Caymen, that post above is all good, and with the details you have added makes me understand what you probably should have said. It also shows why general claims that speak in the most abstract of terms can often not be backed up.
Your original statement was simply too vague, IMHO. You originally said:
there is no way ANYONE could live off $12/hr WHILE paying for health coverage and saving for retirement.
That original statement only listed three circumstances: Make $12/hr (referred to as "that pay), must pay for medical insurance, and save for retirement.
That was it. However, along the way, you added "making it", and began to define what that meant to you. Once you quantify and qualify in that way, then your abstract, generalization is now specific and can be more directly validated (or invalidated). However, that then becomes an entirely different claim and statement. You can't really "stand by your original claim", because it is no longer the same claim. It has morphed, probably towards what you meant to say or should have said, to be fair. Regardless, it is no longer the same statement.
You have gone on to say what you mean by "live", and "making it", and those qualified your original statement. When you do that, you take something that is totally abstract and subjective and give it specific meaning. Then, once that specific meaning and circumstances are added, then YES, I can agree that for THOSE circumstances $12/hr won't be enough.
Regardless, back to your original, unqaulified statement. There are definitions of living, and there are standards of living, in which $12/hr would be enough to meet the two criterias you submitted. You just don't seem to agree that those standards and conditions are what you meant in your abstract statement. However, since you never qualified in the first place, your original statement is (arguably) easily proven false.

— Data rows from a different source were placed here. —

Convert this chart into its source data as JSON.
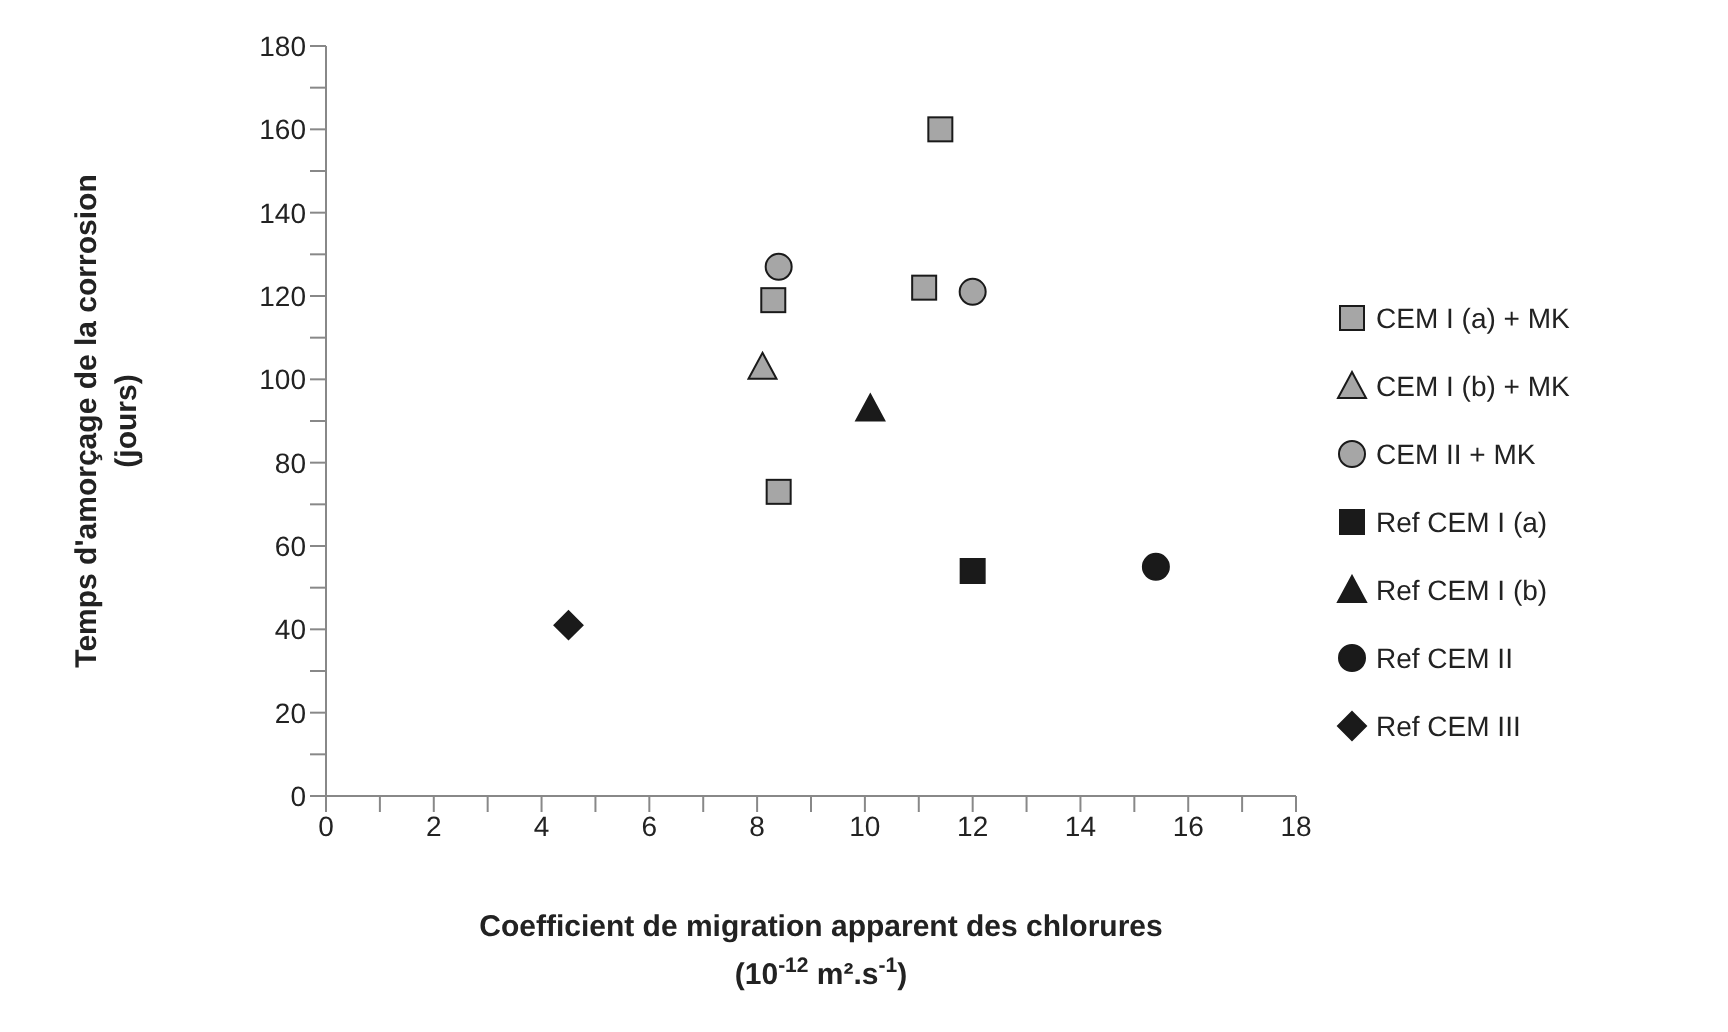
{
  "chart_data": {
    "type": "scatter",
    "xlabel": "Coefficient de migration  apparent des chlorures\n(10$^{-12}$ m².s$^{-1}$)",
    "ylabel": "Temps d'amorçage de la corrosion\n(jours)",
    "xlim": [
      0,
      18
    ],
    "ylim": [
      0,
      180
    ],
    "xticks": [
      0,
      {
        "value": 1,
        "label": null
      },
      2,
      {
        "value": 3,
        "label": null
      },
      4,
      {
        "value": 5,
        "label": null
      },
      6,
      {
        "value": 7,
        "label": null
      },
      8,
      {
        "value": 9,
        "label": null
      },
      10,
      {
        "value": 11,
        "label": null
      },
      12,
      {
        "value": 13,
        "label": null
      },
      14,
      {
        "value": 15,
        "label": null
      },
      16,
      {
        "value": 17,
        "label": null
      },
      18
    ],
    "yticks": [
      0,
      {
        "value": 10,
        "label": null
      },
      20,
      {
        "value": 30,
        "label": null
      },
      40,
      {
        "value": 50,
        "label": null
      },
      60,
      {
        "value": 70,
        "label": null
      },
      80,
      {
        "value": 90,
        "label": null
      },
      100,
      {
        "value": 110,
        "label": null
      },
      120,
      {
        "value": 130,
        "label": null
      },
      140,
      {
        "value": 150,
        "label": null
      },
      160,
      {
        "value": 170,
        "label": null
      },
      180
    ],
    "grid": false,
    "legend": "right",
    "series": [
      {
        "name": "CEM I (a) + MK",
        "color": "#a6a6a6",
        "marker": "square",
        "x": [
          11.4,
          8.3,
          11.1,
          8.4
        ],
        "values": [
          160,
          119,
          122,
          73
        ]
      },
      {
        "name": "CEM I (b) + MK",
        "color": "#a6a6a6",
        "marker": "triangle",
        "x": [
          8.1
        ],
        "values": [
          103
        ]
      },
      {
        "name": "CEM II + MK",
        "color": "#a6a6a6",
        "marker": "circle",
        "x": [
          8.4,
          12.0
        ],
        "values": [
          127,
          121
        ]
      },
      {
        "name": "Ref CEM I (a)",
        "color": "#1a1a1a",
        "marker": "square",
        "x": [
          12.0
        ],
        "values": [
          54
        ]
      },
      {
        "name": "Ref CEM I (b)",
        "color": "#1a1a1a",
        "marker": "triangle",
        "x": [
          10.1
        ],
        "values": [
          93
        ]
      },
      {
        "name": "Ref CEM II",
        "color": "#1a1a1a",
        "marker": "circle",
        "x": [
          15.4
        ],
        "values": [
          55
        ]
      },
      {
        "name": "Ref CEM III",
        "color": "#1a1a1a",
        "marker": "diamond",
        "x": [
          4.5
        ],
        "values": [
          41
        ]
      }
    ]
  }
}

The morale of the story: Say what you mean, mean what you say, and use a qualifier or two to make it clear to the reader that there is more going into your statement than you are presenting.
A simple restating as follows goes a long way:
I believe there is no way ANYONE could live off $12/hr WHILE paying for health coverage and saving for retirement and live on their own, living what most would agree is a reasonable lifestyle.
Just a modest restatement like the above will engage the reader. The reader will instantly recognize this to be an opinion, not something presented as fact. We love to be presented facts that we can assess the validity of and embrace or challenge. We don't do that so much with opinions. Second, it introduces the term "reasonable lifestyle", which the reader may take as an opportunity to ask "what do you think a reasonable lifestyle is?". Then it becomes a constructive dialogue, not an offensive/defensive debate.
Presenting vaguely defined opinions as black and white facts will almost always start a pi$$ing contest online, or even face-to-face.